Canada Sends Positive Message to Trading Partners

CANADA - A veterinary advisor to the Canadian Swine Health Board says Canada's response to a foreign animal disease scare in June sends a positive message to Canada's trading partners, according to Bruce Cochrane.
calendar icon 28 October 2010
clock icon 3 minute read

In the early morning hours of 21 June, a suspect case of foot and mouth disease was identified at the Olymel primary processing plant in Red Deer immediately halting processing and the movement of hogs to the facility.

The incident, which generated international media attention, lasted approximately two days before it was confirmed not to be foot and mouth and the movement of hogs and operations at the plant resumed.

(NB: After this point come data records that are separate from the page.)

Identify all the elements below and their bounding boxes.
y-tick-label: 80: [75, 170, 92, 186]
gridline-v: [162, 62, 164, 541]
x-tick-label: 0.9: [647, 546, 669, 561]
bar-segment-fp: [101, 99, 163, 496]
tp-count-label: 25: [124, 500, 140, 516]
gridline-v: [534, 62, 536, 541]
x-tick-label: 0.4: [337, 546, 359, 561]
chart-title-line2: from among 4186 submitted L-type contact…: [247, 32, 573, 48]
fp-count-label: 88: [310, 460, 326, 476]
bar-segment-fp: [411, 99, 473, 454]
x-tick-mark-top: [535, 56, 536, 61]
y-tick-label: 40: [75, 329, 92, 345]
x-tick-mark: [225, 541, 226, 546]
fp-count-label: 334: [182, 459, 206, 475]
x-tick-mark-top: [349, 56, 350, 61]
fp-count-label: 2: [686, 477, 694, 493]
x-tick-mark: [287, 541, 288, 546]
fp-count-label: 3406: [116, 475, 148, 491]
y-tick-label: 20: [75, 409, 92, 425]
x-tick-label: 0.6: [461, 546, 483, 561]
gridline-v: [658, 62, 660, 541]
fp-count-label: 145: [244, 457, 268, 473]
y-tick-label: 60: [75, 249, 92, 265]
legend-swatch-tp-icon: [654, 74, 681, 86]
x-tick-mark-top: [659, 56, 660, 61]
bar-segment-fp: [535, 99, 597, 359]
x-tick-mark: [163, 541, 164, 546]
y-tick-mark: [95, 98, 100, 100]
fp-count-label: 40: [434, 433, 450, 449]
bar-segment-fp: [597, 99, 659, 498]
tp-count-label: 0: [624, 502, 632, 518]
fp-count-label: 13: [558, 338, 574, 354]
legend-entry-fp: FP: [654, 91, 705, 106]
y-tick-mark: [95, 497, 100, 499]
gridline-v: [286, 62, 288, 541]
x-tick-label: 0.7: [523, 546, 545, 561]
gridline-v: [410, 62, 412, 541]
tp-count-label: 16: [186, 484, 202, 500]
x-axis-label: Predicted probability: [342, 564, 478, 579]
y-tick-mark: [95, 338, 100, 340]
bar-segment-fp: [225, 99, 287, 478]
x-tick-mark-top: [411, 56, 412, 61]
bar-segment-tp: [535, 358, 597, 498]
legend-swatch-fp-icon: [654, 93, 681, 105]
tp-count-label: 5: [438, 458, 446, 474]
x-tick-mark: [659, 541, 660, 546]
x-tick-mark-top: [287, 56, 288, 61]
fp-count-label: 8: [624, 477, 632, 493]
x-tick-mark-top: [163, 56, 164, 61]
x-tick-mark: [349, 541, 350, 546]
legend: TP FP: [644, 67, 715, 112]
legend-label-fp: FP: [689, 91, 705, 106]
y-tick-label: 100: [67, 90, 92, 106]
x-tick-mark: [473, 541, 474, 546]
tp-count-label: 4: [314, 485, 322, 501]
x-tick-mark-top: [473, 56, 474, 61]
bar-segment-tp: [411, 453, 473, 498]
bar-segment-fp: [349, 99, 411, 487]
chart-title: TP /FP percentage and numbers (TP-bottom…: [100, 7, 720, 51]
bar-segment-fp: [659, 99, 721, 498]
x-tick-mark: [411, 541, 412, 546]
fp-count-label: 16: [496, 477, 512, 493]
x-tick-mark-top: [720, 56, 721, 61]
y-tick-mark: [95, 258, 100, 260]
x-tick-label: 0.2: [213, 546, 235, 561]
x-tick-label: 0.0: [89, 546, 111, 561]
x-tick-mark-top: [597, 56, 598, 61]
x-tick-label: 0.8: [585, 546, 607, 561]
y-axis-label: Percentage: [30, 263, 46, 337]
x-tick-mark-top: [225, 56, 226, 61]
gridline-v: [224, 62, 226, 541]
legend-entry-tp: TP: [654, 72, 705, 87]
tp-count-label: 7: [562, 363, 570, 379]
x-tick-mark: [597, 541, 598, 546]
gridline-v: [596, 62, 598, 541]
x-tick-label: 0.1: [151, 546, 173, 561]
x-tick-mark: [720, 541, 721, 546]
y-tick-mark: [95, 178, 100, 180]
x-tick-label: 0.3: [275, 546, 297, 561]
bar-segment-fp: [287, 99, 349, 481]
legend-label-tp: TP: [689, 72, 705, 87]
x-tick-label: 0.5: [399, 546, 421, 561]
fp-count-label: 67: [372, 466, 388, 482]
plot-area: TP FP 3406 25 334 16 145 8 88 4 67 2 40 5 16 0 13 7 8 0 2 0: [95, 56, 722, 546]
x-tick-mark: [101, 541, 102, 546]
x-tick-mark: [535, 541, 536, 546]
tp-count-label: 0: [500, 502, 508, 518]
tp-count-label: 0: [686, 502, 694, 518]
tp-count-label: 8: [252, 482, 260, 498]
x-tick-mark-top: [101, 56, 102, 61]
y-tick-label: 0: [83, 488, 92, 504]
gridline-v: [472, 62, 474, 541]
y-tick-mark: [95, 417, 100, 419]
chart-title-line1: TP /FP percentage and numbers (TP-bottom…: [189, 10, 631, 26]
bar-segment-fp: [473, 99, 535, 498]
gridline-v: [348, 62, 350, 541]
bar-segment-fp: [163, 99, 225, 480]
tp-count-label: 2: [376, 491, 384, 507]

Dr Charles Rhodes, who reviewed the response on behalf of the Canadian Swine Health Board, told Swine Health Forum 2010 in Quebec City this was a real time event that offered an opportunity to test our system.

Dr Charles Rhodes-Canadian Swine Health Board

I think that most of our simulations that we think of and work through deal with identifying disease on a farm and then quarantining that farm and dealing with the communications and all of that.

This occurred at a busy packing plant in a significant size city with lots of people around, lots of people to observe what was happening, with a number of different producers, with trucks waiting and so it was a much different scenario than maybe we usually think about.

Overall at the end of the day our response was quite good but we certainly did identify gaps where there can be improvement.

I think hopefully we will learn from that and a year from now be well prepared.

I think that what happens is that the people that were intimately involved certainly will make improvements.

It's important that the industry across Canada also try to look at their own situation and make similar improvements.

Dr Rhodes suggests the open and transparent response sends a positive message to Canada's trading partners that we are watchful and looking for foreign animal diseases that might be of concern to them as purchasers of our pork products or our breeding stock.